= George James (musician) =

American jazz musician

George James (December 7, 1906, in Boggs, Oklahoma - January 30, 1995, in Columbus, Ohio) was an American jazz saxophonist, clarinetist, and flautist.

==Life and career==

James's career began late in the 1920s, in the bands of Charlie Creath and Johnny Neal. He moved to Chicago in 1928, where he played with Jimmie Noone, Sammy Stewart, Ida Marples, Jabbo Smith, and Bert Hall. In 1931 through March 1932 he toured with Louis Armstrong, and he remained in New York City at the end of the tour, where he joined the Savoy Bearcats and, later, Charlie Turner's Arcadians. Fats Waller assumed leadership of the Arcadians in the middle of the decade, and James played under him until 1937.

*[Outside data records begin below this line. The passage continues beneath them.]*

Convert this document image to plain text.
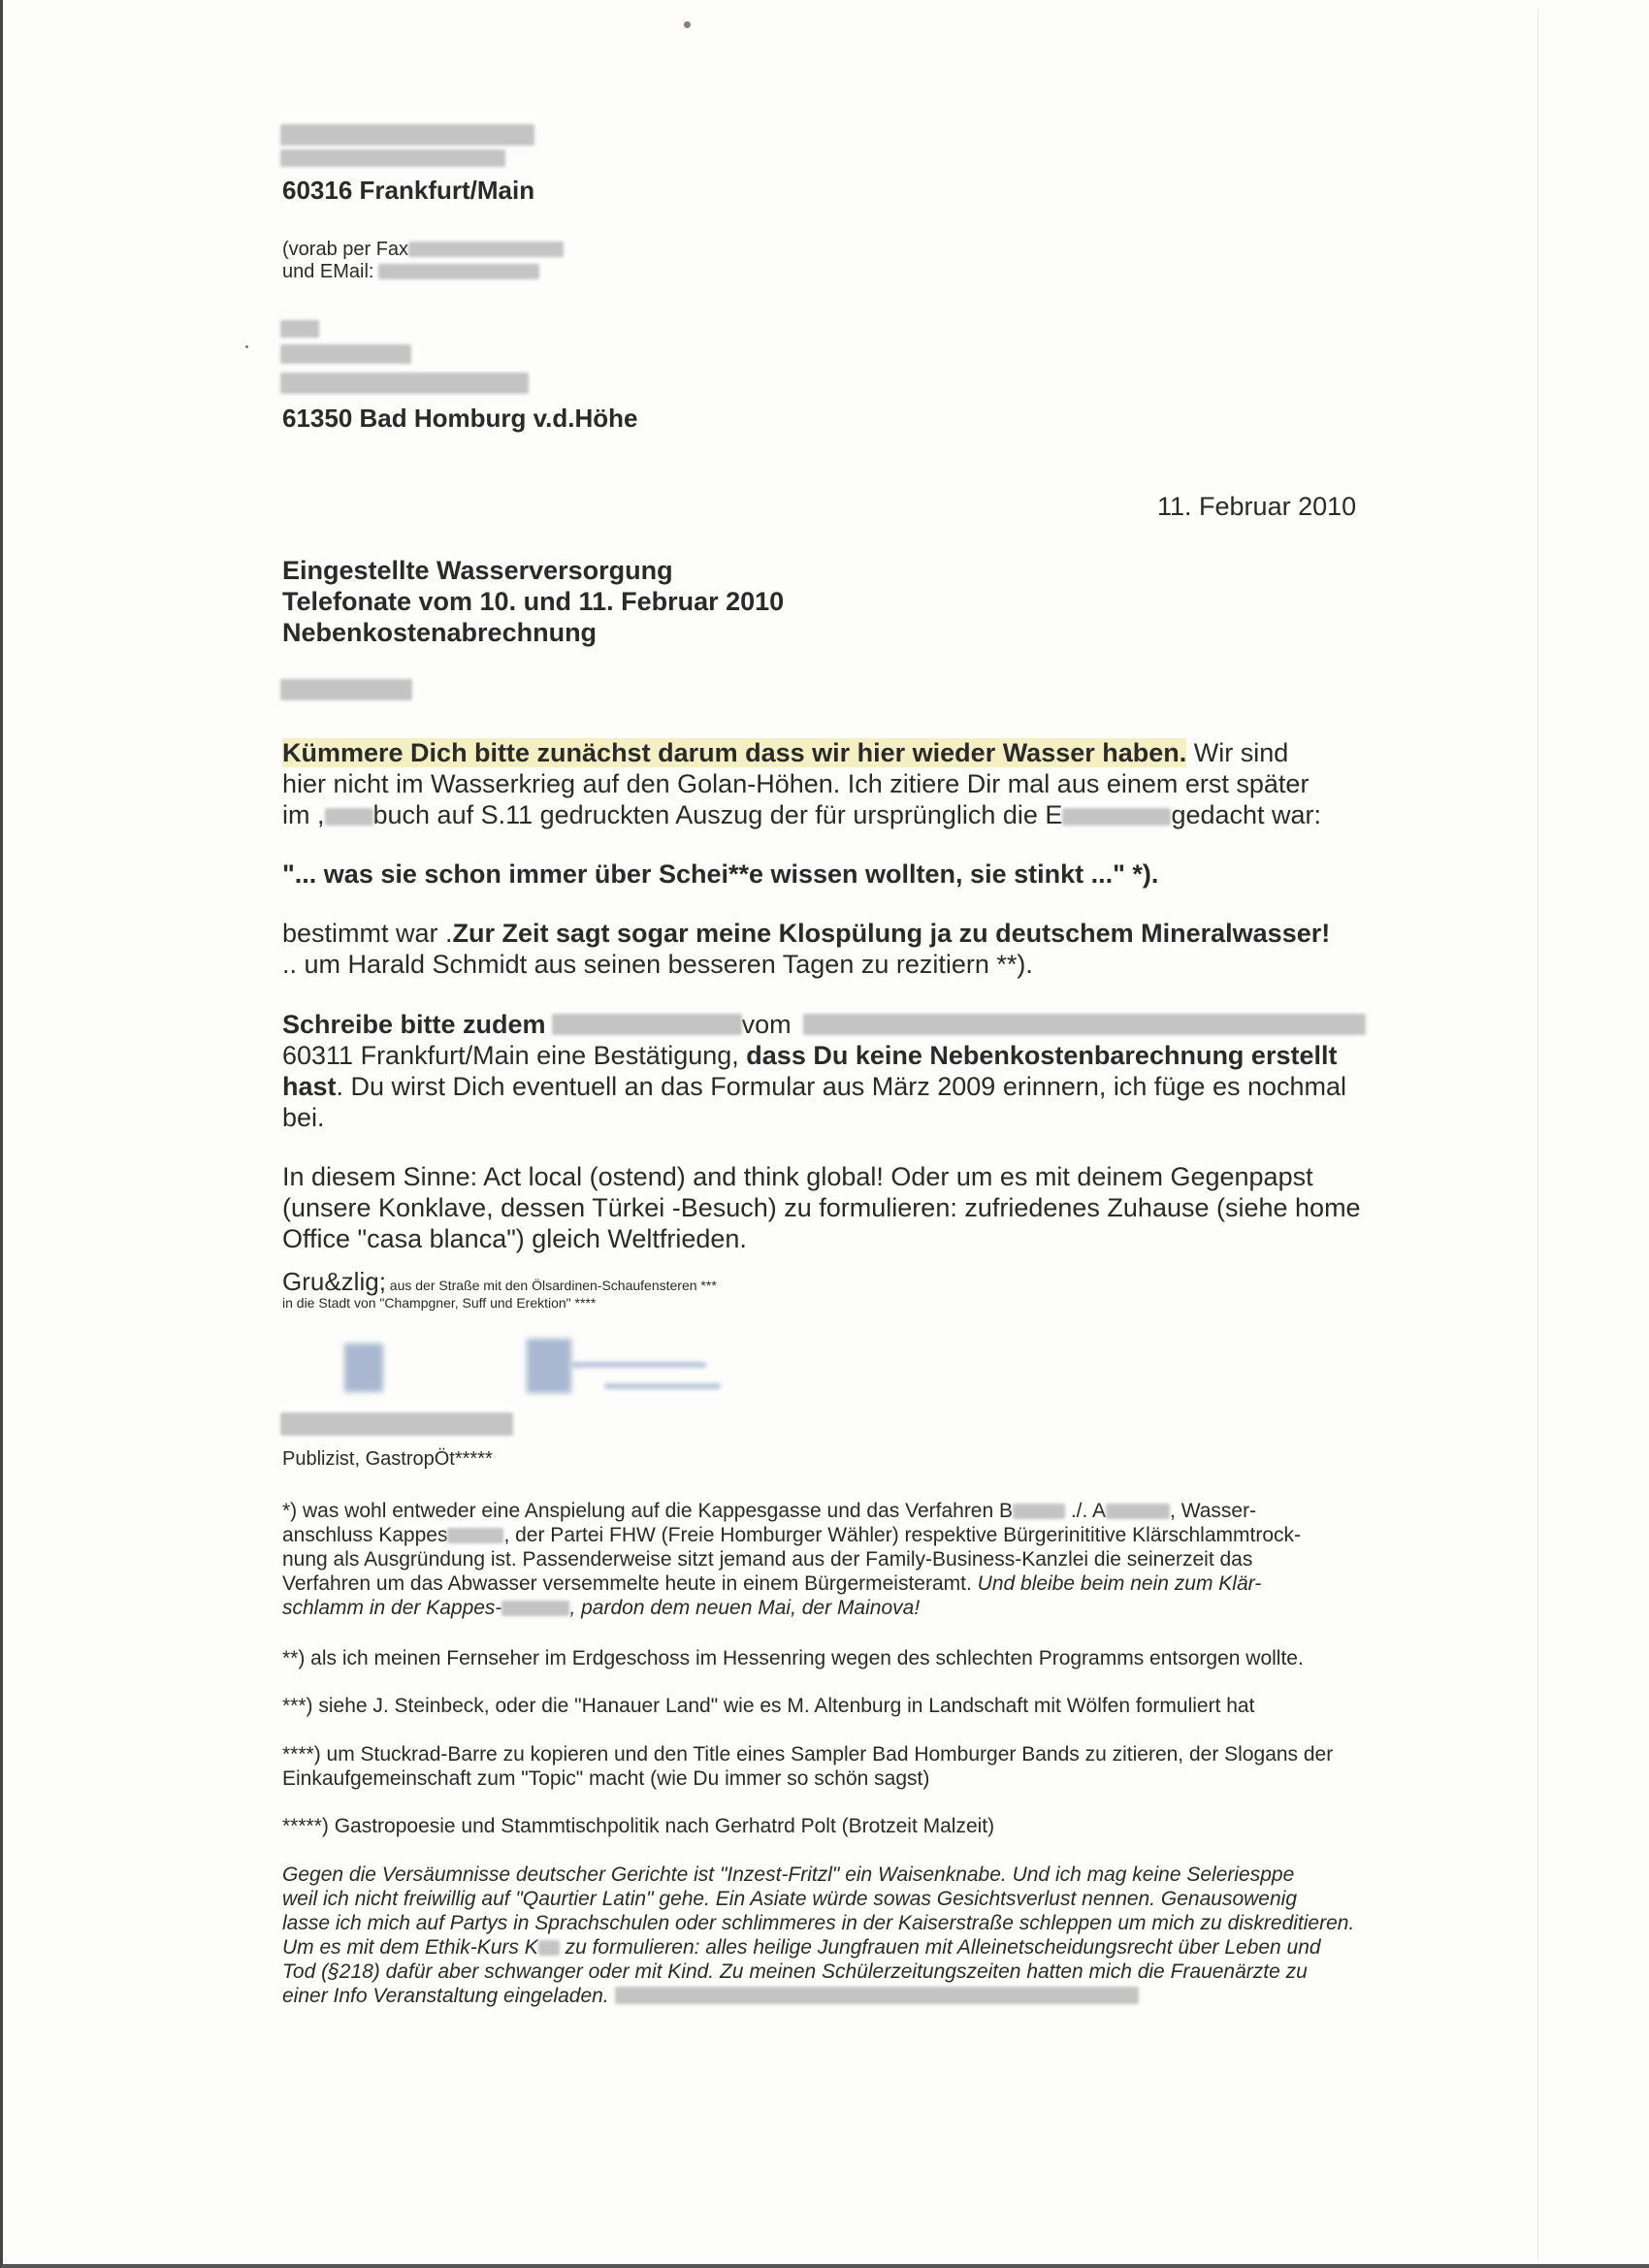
60316 Frankfurt/Main
(vorab per Fax
und EMail:
61350 Bad Homburg v.d.Höhe
11. Februar 2010
Eingestellte Wasserversorgung
Telefonate vom 10. und 11. Februar 2010
Nebenkostenabrechnung
Kümmere Dich bitte zunächst darum dass wir hier wieder Wasser haben. Wir sind
hier nicht im Wasserkrieg auf den Golan-Höhen. Ich zitiere Dir mal aus einem erst später
im , buch auf S.11 gedruckten Auszug der für ursprünglich die E	gedacht war:
"... was sie schon immer über Schei**e wissen wollten, sie stinkt ..." *).
bestimmt war .Zur Zeit sagt sogar meine Klospülung ja zu deutschem Mineralwasser!
.. um Harald Schmidt aus seinen besseren Tagen zu rezitiern **).
Schreibe bitte zudem	vom
60311 Frankfurt/Main eine Bestätigung, dass Du keine Nebenkostenbarechnung erstellt
hast. Du wirst Dich eventuell an das Formular aus März 2009 erinnern, ich füge es nochmal
bei.
In diesem Sinne: Act local (ostend) and think global! Oder um es mit deinem Gegenpapst
(unsere Konklave, dessen Türkei -Besuch) zu formulieren: zufriedenes Zuhause (siehe home
Office "casa blanca") gleich Weltfrieden.
Gru&zlig; aus der Straße mit den Ölsardinen-Schaufensteren ***
in die Stadt von "Champgner, Suff und Erektion" ****
Publizist, GastropÖt*****
*) was wohl entweder eine Anspielung auf die Kappesgasse und das Verfahren B	./. A	, Wasser-
anschluss Kappes	, der Partei FHW (Freie Homburger Wähler) respektive Bürgerinititive Klärschlammtrock-
nung als Ausgründung ist. Passenderweise sitzt jemand aus der Family-Business-Kanzlei die seinerzeit das
Verfahren um das Abwasser versemmelte heute in einem Bürgermeisteramt. Und bleibe beim nein zum Klär-
schlamm in der Kappes-	, pardon dem neuen Mai, der Mainova!
**) als ich meinen Fernseher im Erdgeschoss im Hessenring wegen des schlechten Programms entsorgen wollte.
***) siehe J. Steinbeck, oder die "Hanauer Land" wie es M. Altenburg in Landschaft mit Wölfen formuliert hat
****) um Stuckrad-Barre zu kopieren und den Title eines Sampler Bad Homburger Bands zu zitieren, der Slogans der
Einkaufgemeinschaft zum "Topic" macht (wie Du immer so schön sagst)
*****) Gastropoesie und Stammtischpolitik nach Gerhatrd Polt (Brotzeit Malzeit)
Gegen die Versäumnisse deutscher Gerichte ist "Inzest-Fritzl" ein Waisenknabe. Und ich mag keine Seleriesppe
weil ich nicht freiwillig auf "Qaurtier Latin" gehe. Ein Asiate würde sowas Gesichtsverlust nennen. Genausowenig
lasse ich mich auf Partys in Sprachschulen oder schlimmeres in der Kaiserstraße schleppen um mich zu diskreditieren.
Um es mit dem Ethik-Kurs K zu formulieren: alles heilige Jungfrauen mit Alleinetscheidungsrecht über Leben und
Tod (§218) dafür aber schwanger oder mit Kind. Zu meinen Schülerzeitungszeiten hatten mich die Frauenärzte zu
einer Info Veranstaltung eingeladen.
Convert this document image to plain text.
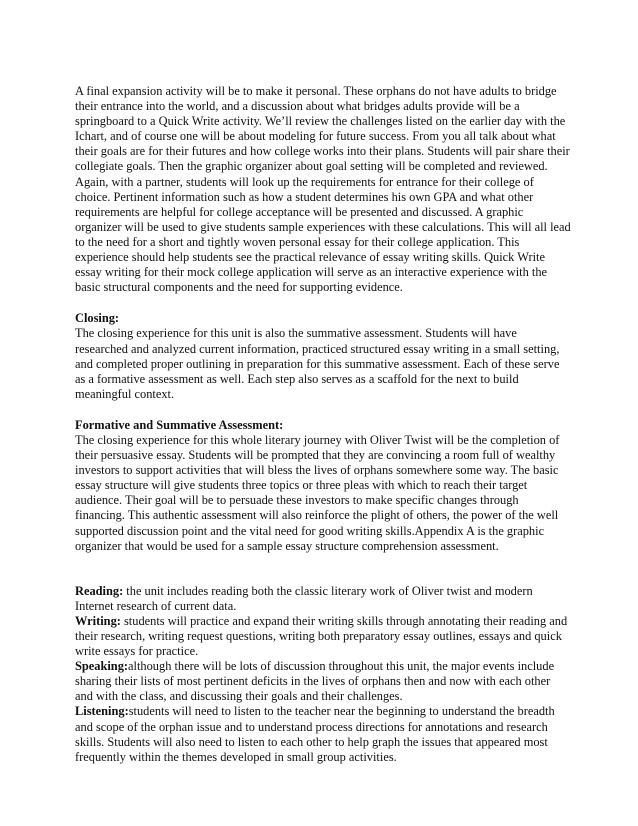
A final expansion activity will be to make it personal. These orphans do not have adults to bridge their entrance into the world, and a discussion about what bridges adults provide will be a springboard to a Quick Write activity. We’ll review the challenges listed on the earlier day with the Ichart, and of course one will be about modeling for future success. From you all talk about what their goals are for their futures and how college works into their plans. Students will pair share their collegiate goals. Then the graphic organizer about goal setting will be completed and reviewed. Again, with a partner, students will look up the requirements for entrance for their college of choice. Pertinent information such as how a student determines his own GPA and what other requirements are helpful for college acceptance will be presented and discussed. A graphic organizer will be used to give students sample experiences with these calculations. This will all lead to the need for a short and tightly woven personal essay for their college application. This experience should help students see the practical relevance of essay writing skills. Quick Write essay writing for their mock college application will serve as an interactive experience with the basic structural components and the need for supporting evidence.

Closing:

The closing experience for this unit is also the summative assessment. Students will have researched and analyzed current information, practiced structured essay writing in a small setting, and completed proper outlining in preparation for this summative assessment. Each of these serve as a formative assessment as well. Each step also serves as a scaffold for the next to build meaningful context.

Formative and Summative Assessment:

The closing experience for this whole literary journey with Oliver Twist will be the completion of their persuasive essay. Students will be prompted that they are convincing a room full of wealthy investors to support activities that will bless the lives of orphans somewhere some way. The basic essay structure will give students three topics or three pleas with which to reach their target audience. Their goal will be to persuade these investors to make specific changes through financing. This authentic assessment will also reinforce the plight of others, the power of the well supported discussion point and the vital need for good writing skills.Appendix A is the graphic organizer that would be used for a sample essay structure comprehension assessment.

Reading: the unit includes reading both the classic literary work of Oliver twist and modern Internet research of current data.

Writing: students will practice and expand their writing skills through annotating their reading and their research, writing request questions, writing both preparatory essay outlines, essays and quick write essays for practice.

Speaking:although there will be lots of discussion throughout this unit, the major events include sharing their lists of most pertinent deficits in the lives of orphans then and now with each other and with the class, and discussing their goals and their challenges.

Listening:students will need to listen to the teacher near the beginning to understand the breadth and scope of the orphan issue and to understand process directions for annotations and research skills. Students will also need to listen to each other to help graph the issues that appeared most frequently within the themes developed in small group activities.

James finished the decade of the 1930s playing in the Blackbirds Revue. Early in the 1940s he worked with James P. Johnson, Benny Carter, Teddy Wilson, and Lucky Millinder, and led his own band in 1943-44. Later in the decade James played with Claude Hopkins and Noble Sissle. He was active both as a leader and a sideman into the 1970s, playing with Clyde Bernhardt and the Harlem Blues and Jazz Band in that decade.